I made the decision in a flash to publish and distribute the book ourselves. Just like when I originally started my business, it felt like the right thing to do. All we needed was a graphic designer and a printer who would back us. I approached a printer we knew and he agreed to provide us with 60 days to pay for an initial run of 1,000 books. The layout and design wasn’t as easy to nail. I offered our graphic designer $600 but, given the size of the job, he wanted a minimum of $2,000. As we discussed options, his assistant, Sue, was thumbing through the manuscript. I had a brainwave and offered to pay him $1 for every book we sold. He thought this was a dumb idea as, in his experience, most self-published authors never sell more than a few hundred books. Then Sue looked up and said emphatically, “We should take the deal, this book is awesome!” Swayed by Sue’s enthusiasm, and wanting to help me out, he agreed. As we shook hands I said, “By the way, it’s only fair the deal cuts out at 3,000 books”.

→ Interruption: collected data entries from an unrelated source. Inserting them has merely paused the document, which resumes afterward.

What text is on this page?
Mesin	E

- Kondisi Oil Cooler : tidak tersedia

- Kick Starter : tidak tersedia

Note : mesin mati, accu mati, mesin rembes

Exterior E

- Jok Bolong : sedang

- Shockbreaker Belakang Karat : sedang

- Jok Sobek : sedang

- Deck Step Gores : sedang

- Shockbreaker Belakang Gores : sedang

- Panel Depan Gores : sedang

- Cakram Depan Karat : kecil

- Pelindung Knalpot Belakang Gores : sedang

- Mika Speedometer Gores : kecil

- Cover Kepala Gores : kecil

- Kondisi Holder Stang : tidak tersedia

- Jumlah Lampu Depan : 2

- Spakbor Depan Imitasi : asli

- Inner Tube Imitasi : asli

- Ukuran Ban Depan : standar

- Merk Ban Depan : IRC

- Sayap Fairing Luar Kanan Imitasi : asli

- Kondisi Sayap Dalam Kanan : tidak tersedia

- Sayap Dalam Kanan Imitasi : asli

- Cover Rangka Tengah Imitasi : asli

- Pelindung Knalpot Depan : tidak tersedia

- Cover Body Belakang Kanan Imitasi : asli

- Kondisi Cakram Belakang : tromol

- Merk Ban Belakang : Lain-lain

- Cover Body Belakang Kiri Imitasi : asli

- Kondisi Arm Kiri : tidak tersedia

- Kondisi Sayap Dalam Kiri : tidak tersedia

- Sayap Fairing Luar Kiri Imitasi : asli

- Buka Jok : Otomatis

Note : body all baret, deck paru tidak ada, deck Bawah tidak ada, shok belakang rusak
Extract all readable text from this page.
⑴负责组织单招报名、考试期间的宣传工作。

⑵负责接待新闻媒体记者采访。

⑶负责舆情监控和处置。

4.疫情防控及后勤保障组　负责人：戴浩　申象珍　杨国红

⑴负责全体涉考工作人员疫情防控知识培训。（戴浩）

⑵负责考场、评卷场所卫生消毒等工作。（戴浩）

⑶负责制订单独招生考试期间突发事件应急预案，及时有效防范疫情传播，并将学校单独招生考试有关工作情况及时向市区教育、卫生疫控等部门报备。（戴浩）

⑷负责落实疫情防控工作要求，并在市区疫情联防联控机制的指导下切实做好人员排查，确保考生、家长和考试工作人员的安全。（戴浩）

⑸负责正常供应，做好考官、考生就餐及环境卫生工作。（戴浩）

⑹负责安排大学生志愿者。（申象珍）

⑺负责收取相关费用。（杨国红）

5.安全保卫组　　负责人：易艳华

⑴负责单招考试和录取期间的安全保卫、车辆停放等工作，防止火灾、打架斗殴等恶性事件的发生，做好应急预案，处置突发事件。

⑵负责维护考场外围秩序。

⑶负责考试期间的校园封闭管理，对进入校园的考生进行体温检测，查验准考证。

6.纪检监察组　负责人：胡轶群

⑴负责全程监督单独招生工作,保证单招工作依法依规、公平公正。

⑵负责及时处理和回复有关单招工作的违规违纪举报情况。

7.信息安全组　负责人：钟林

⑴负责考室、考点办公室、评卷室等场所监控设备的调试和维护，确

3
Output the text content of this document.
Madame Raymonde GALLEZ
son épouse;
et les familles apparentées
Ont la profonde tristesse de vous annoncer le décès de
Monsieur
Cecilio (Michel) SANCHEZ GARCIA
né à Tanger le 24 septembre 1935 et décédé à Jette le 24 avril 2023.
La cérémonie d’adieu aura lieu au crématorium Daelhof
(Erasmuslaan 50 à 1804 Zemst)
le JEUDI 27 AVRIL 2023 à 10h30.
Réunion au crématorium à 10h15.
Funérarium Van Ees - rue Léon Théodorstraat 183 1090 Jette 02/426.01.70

From sales of 100 to 100,000

A few weeks later I dropped off a freshly printed copy to the FCA’s new CEO, Jim McCracken, who had read the manuscript and been encouraging. He rang the following day with an order for 100 books to be given to participants at an international franchising seminar the following week. At the end of event, several franchisors who had glanced through the book, approached me with bulk orders. They wanted to give copies to all their franchisees and support office people. From there, word about the book spread. The rest, as they say, is history with sales today approaching 100,000 copies.

I was particularly delighted to be able to pay the printer in 20 days and he got the business for many reprints. The graphic designer was also soon paid his $3,000. This book gave me and my business a new lease of life and, based on the many emails I have received over the years, it has been a source of inspiration and support to a great many people. To celebrate its 15th birthday I recently updated Profitable Partnerships in a new 8th edition, which is now available from our website at

To summarise, here’s what I learned from writing Profitable Partnerships:

  • When faced with disappointment, by all means reflect on the lessons, but then move on by channelling your thinking and emotions into something meaningful and creative.
  • Write like you talk, have your audience in mind and ensure your ideas are clear and simple.
  • Cultivate supporters for your work and call on people to help you out when necessary.
  • Be fair and generous with agreements, but don’t give away the farm.
  • Finally, if you think you’re onto something good, have the courage to back yourself.